If you could know without destroying the avocado, without breaking it open, if you could know just from a picture which ones should go to the guacamole factory, which ones should be sent to export, and which ones should stay in the local market, imagine the additional food waste that you could reduce. We’re looking at time and data and how we can use additional solutions to optimize the two.

Eric

Using our sensors and predictive algorithms and the data that we’re collecting, we can predict a freshness rating for every product that uses our system. So if we predict freshness and intelligently prescribe supply chain routing changes mid-transit – all optimized around freshness – then we can reduce rejections by retailers and reduce the amount of food being wasted.

Abhinav

The view we take is one of equity and access, and how to specifically address transportation as a barrier to access.

Jess

For highly perishable food like fruits and vegetables, there’s very little data and insights being used to understand how the food moves throughout the supply chain. Because it’s a highly commoditized industry, there’s not a lot of attention on which produce should be going where and when. It’s highly subjective… because we just don’t have the data in real time in ways that are manageable to really integrate throughout the supply chain and make better decisions.

Jess

Food waste is this invisible problem to some extent, and we think about it as this invisible tax on the system. But then we see the numbers about the return on investment for some of these solutions, and I think that we need to educate around how this can create value. Thinking about food waste as this untapped savings account, not just this invisible tax on the system, is something that you’re starting to see shift… Investing in these solutions as business opportunities is something that I’d like to see a lot more momentum behind.

Blythe

There’s a change management aspect of this.

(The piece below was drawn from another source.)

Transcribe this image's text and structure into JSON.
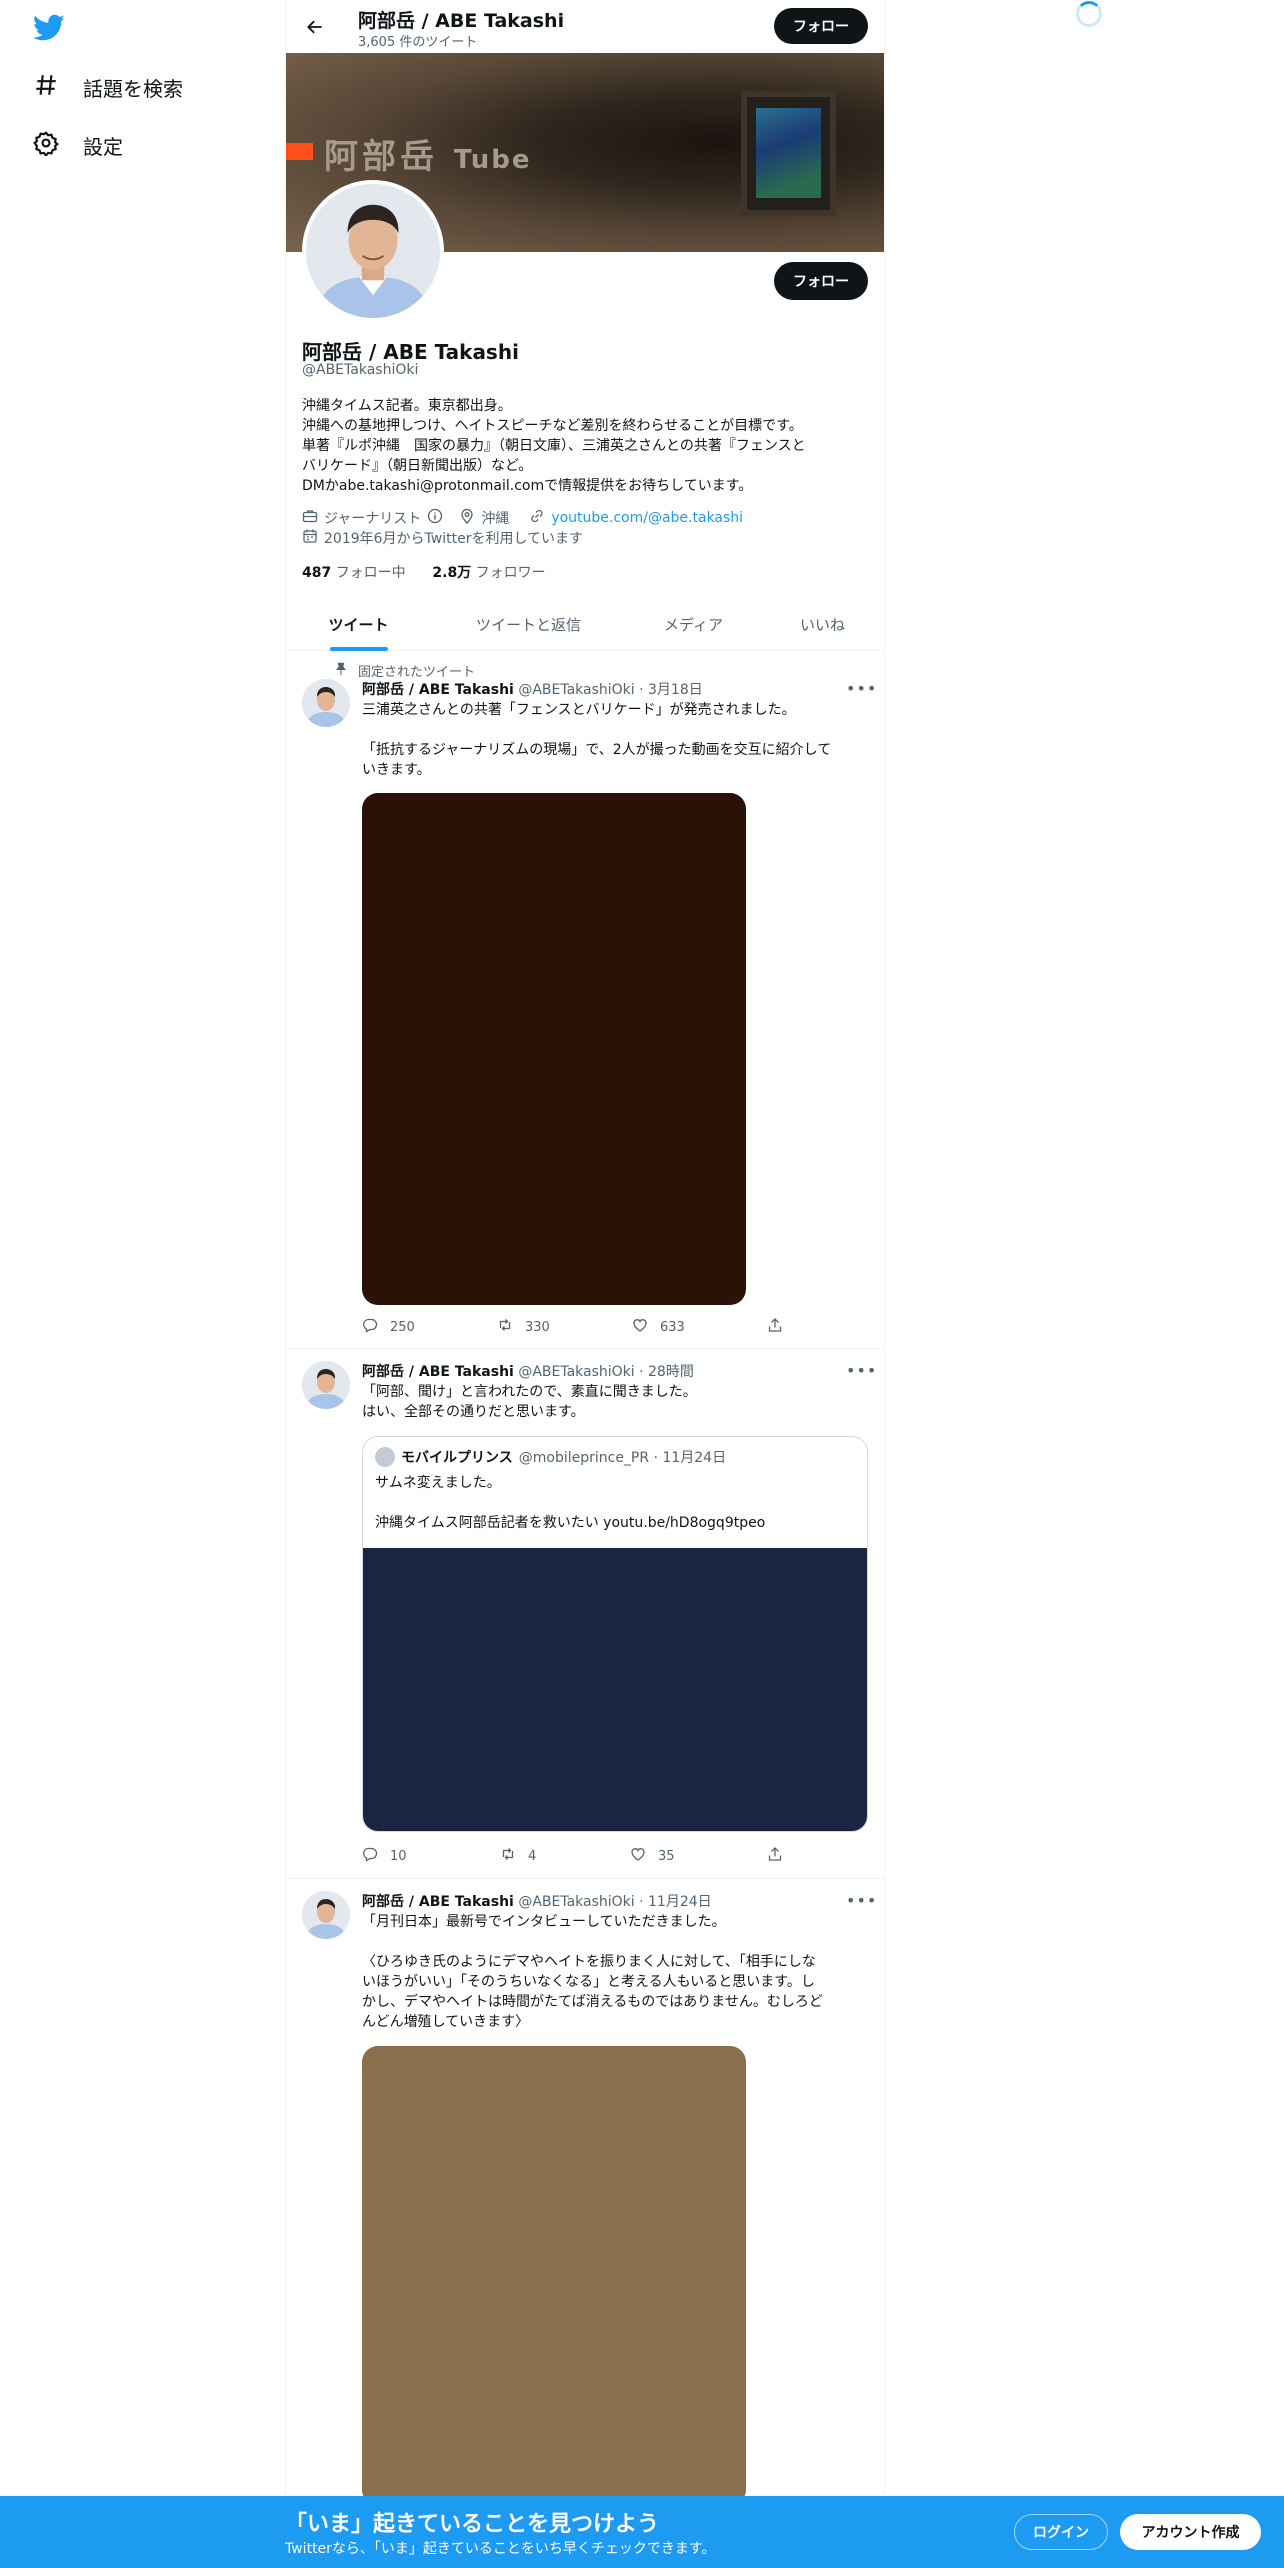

It’s not just about installing another big system, but it’s about asking individual truck drivers to change their behavior or to do something different in their day-to-day jobs

Abhinav

Finding the right partners is really the key, and the right partners who have the capacity to move quickly is crucial.

Eric

The challenge that tech guys like me have is that we’re not generally great at putting it into terms that our buyers understand – KPIs… When you’ve got technology solution providers that can’t make that translation, they just talk about the tools… Pilots are the way to go in the short term, but we’ve got to grow up and move past those awkward teenage years.

Blythe

There are a number of solutions modeled in the Insights Engine, where we were able to put financial and environmental impact data behind them. But there are a number of solutions that are emerging, and advanced imaging technology is the perfect example of that, where it’s so new that we just don’t know what the full potential of it is yet. But it’s really exciting to see these technologies coming to market and this leap of faith happening in the food waste are.

Eric

There are predictive analytics out there, mostly they’re focused on predictive ETA, like “When the truck is going to arrive, so I can have people on the dock to pick up the load and reduce my dwell time?” But I think the cooler thing is prescriptive analytics, where we can actually tell people what to do. We’re not just drowning them in data and dashboards, since most of our audience are not data scientists.

Abhinav

There’s tremendous promise in bringing algorithms into distribution. Algorithmic bundling can allow the carrier to have a “clean” roundtrip. If a truck’s moving from SF to DC and ultimately wants to go back to SF, algorithmic bundling allows you to highlight those loads that would allow you to go back while minimizing [partial or no loads].

Blythe

We’ve got to invest in the technology and solutions to capture the data, but then we have to do something with it. And when you not only connect it to the business and meeting an internal business leader’s KPIs, but you actually connect it all the way to the consumer through dynamic pricing and… moving some of that product that has a shorter shelf life out of the store rather than letting it go to waste, I think it gets really exciting and you start to see that real change.

Eric

We have the tech, we just need the will. A lot of time, food waste is just a secondary consideration, as much as we hate to say that or hear that. ReFED’s done a great job of translating this into a “capital waste” issue, but that drumbeat needs to get banged louder and more often to educate people, to get them to understand what’s going on and how to take their first step.